Kurz entschlossen machten wir uns auf den Weg zur Dhammayazika Pagode. Kurze Zeit später hielt ein Mopedfahrer an, der uns in der Dunkelheit über den Sandweg gehen sah und bot an, uns zur Pagode zu fahren.

So saßen wir in der Dunkelheit zu dritt, bepackt mit Fotoausrüstung und ein wenig Müdigkeit typisch asiatisch auf unseren Weg zum Fotoshoting. Angekommen an der Pagode war diese scheinbar verschlossen, aber die Kette hing nur zwischen den Stäben des Gitters. Es schien in diesem Moment unangebracht dieses so schön erleuchtete Heiligtum wie Diebe zu betreten. Kein Mensch weit und breit, was tun? Eine andere Pagode welche einen wunderbaren Blick zum Sonnenaufgang über das Pagodenfeld erlaubte war in der Dunkelheit nicht auszumachen,  und in diesem Augenblick kam ein Pärchen mit Fahrrädern vorbei, die wohl den gleichen Gedanken hatte wie Martin und ich. Nur die waren nicht so zimperlich, entfernten die Kette, zogen die Schuhe aus, verweilten kurz und gingen wie selbstverständlich mit Kamera bestückt auf die Pagode. Dem Ritual folgten wir alsbald und warteten nun an einem herrlich stillen morgen fast gänzlich alleine an diesem heiligen Ort auf den Sonnenaufgang. Es war ein morgen, wie bestellt. Die Sonne eröffnete mit ihren ersten warmen Strahlen den Ausblick auf eine atemberaubende Landschaft, geprägt von Pagoden eingebettet in die Natur und dem Zauber eines unwirklichen Moments.
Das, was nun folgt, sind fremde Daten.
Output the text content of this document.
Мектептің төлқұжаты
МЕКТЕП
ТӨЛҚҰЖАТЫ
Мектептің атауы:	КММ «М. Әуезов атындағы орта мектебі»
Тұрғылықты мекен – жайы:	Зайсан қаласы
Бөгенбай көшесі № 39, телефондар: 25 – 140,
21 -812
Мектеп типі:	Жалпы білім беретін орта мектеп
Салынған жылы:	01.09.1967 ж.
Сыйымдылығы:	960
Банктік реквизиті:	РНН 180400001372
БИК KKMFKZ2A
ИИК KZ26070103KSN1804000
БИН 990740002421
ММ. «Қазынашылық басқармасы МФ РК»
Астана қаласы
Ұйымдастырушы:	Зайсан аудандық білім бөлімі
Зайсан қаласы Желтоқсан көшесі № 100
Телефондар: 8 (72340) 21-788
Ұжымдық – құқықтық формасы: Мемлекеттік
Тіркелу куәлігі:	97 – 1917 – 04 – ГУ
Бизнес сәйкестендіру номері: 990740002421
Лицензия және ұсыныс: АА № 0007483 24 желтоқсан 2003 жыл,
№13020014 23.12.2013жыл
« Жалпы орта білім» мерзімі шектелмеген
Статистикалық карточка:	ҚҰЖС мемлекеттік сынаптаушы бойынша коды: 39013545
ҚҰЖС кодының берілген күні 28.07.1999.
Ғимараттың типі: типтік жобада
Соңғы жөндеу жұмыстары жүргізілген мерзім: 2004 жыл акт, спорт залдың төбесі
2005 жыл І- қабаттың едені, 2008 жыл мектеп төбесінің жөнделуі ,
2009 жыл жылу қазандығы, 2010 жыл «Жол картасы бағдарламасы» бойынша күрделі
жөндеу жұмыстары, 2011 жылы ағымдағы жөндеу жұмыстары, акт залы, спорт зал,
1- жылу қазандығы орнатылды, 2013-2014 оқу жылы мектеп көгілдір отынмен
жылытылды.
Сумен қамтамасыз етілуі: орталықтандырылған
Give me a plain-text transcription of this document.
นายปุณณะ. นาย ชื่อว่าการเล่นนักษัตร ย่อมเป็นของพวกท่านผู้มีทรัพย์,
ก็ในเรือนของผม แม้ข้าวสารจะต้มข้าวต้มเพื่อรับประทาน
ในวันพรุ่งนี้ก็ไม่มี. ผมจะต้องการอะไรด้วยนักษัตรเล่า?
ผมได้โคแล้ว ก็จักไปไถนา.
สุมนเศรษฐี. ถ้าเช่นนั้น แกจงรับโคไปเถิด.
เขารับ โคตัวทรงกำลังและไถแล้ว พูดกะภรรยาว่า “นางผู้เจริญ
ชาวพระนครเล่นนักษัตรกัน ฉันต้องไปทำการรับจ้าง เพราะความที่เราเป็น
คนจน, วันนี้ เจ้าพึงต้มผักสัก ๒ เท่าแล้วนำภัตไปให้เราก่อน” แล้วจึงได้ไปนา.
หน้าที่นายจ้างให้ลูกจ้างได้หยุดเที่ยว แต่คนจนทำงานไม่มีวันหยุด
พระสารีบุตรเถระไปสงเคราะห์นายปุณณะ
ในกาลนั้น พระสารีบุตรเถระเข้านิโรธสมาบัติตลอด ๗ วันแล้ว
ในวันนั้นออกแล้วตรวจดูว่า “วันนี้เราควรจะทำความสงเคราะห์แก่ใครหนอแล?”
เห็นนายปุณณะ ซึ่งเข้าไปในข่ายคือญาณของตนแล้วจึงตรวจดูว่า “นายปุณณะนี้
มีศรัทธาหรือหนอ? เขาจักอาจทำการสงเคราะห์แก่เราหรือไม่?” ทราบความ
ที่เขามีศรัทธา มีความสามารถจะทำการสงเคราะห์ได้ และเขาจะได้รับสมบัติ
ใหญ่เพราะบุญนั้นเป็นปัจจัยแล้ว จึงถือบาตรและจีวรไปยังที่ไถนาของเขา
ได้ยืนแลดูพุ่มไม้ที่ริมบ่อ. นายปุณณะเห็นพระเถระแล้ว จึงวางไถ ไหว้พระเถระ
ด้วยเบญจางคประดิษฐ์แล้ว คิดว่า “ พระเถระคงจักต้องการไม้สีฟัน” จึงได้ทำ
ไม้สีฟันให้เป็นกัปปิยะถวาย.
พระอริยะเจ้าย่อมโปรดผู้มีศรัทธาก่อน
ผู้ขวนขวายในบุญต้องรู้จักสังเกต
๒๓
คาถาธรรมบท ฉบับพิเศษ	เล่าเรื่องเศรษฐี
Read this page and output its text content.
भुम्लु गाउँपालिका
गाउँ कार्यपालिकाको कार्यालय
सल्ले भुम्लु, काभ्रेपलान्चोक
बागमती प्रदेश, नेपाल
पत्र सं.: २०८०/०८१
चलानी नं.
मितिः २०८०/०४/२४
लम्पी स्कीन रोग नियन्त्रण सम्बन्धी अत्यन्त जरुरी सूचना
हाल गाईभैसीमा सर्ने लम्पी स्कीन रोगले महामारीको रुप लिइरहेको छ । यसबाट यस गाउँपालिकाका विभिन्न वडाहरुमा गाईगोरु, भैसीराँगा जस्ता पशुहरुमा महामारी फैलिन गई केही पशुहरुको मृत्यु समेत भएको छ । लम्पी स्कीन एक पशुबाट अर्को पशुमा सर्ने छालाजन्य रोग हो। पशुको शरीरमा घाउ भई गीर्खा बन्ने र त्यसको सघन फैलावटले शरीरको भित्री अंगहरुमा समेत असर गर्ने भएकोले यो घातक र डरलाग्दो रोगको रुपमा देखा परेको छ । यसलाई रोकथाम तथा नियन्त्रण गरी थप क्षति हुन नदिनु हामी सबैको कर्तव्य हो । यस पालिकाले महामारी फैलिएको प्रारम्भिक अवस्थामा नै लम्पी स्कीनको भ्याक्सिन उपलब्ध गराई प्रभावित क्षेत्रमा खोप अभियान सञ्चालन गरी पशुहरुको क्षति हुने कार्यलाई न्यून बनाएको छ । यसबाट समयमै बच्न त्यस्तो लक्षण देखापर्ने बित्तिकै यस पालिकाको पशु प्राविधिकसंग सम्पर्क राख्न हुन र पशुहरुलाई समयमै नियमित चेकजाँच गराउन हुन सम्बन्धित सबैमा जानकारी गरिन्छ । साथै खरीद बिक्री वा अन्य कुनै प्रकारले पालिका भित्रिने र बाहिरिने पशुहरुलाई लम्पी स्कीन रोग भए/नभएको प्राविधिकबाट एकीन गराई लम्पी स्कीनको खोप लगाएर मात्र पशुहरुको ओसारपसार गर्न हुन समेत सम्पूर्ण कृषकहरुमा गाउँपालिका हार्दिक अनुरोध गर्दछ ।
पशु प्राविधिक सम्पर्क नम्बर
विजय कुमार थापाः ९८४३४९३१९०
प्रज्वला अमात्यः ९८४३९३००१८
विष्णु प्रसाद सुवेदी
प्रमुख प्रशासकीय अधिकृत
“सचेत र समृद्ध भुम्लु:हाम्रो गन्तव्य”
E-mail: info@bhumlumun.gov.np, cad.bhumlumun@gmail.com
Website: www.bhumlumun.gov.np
Kloster auf dem Taung Kalat (Mount Popa)

Nachdem unsere Ballonfahrer die Pagode überquert hatten, die Fotos geschossen waren und der Tag erstrahlte, fragten wir einen vor der Pagode stehenden Autofahrer ob er uns zurück zum Hotel fahren könne, was er bejahte. Im Hotel angekommen stand schon der Tisch im paradiesischen Garten zum Frühstück bereit. Den restlichen Tag verbrachte jeder auf seine Weise, zumeist mit Fahrradfahren in dieser herrlichen Landschaft. Ab Mittag hatte ich mich Chris angeschlossen. Phyu Phyu hatte einen Ausflug zum Kloster auf dem Taung Kalat organisiert, der auch als Mount Popa bezeichnet wird. Auf dem Weg dorthin hielten wir noch kurz an einer Schnapsbrennerei. Erstaunlich, wie und aus was man alles mal eben diese (teilweise auch sehr leckeren) alkoholischen Stoffe mit einfachen Mitteln herstellen kann. Nur wenig Touristen verirren sich hier her, liegt dieses Kloster mithin etwa 50 km von Bagan entfernt auf dem 737m hohen Vulkankegel Taung Kalat. Man muss schon einige Treppenstufen besteigen und einige Affen verjagen, bevor man die Tuyin Taung-Pagode oben auf dem Gipfel erreicht. Oben angekommen ist die Pagode zwar nicht spektakulär, dafür aber der Ausblick auf das untere Tal. Der Abstecher hat sich im Nachhinein wirklich gelohnt, da man auch mal hinter dieser herrlichen Pagodenlandschaft die Natur und Landbevölkerung sowie ihre Lebensweise kennen lernt. Es ist die Anbetung der Nats (übernatürliche Wesen, Geister) zugegebener Maßen das, was ein etwas anderes Gefühl vermittelt als im verträumten Bagan, aber vielleicht ist ja dieser Kontrast, der einen Besuch zu diesem Heiligtum so unvergleichbar macht.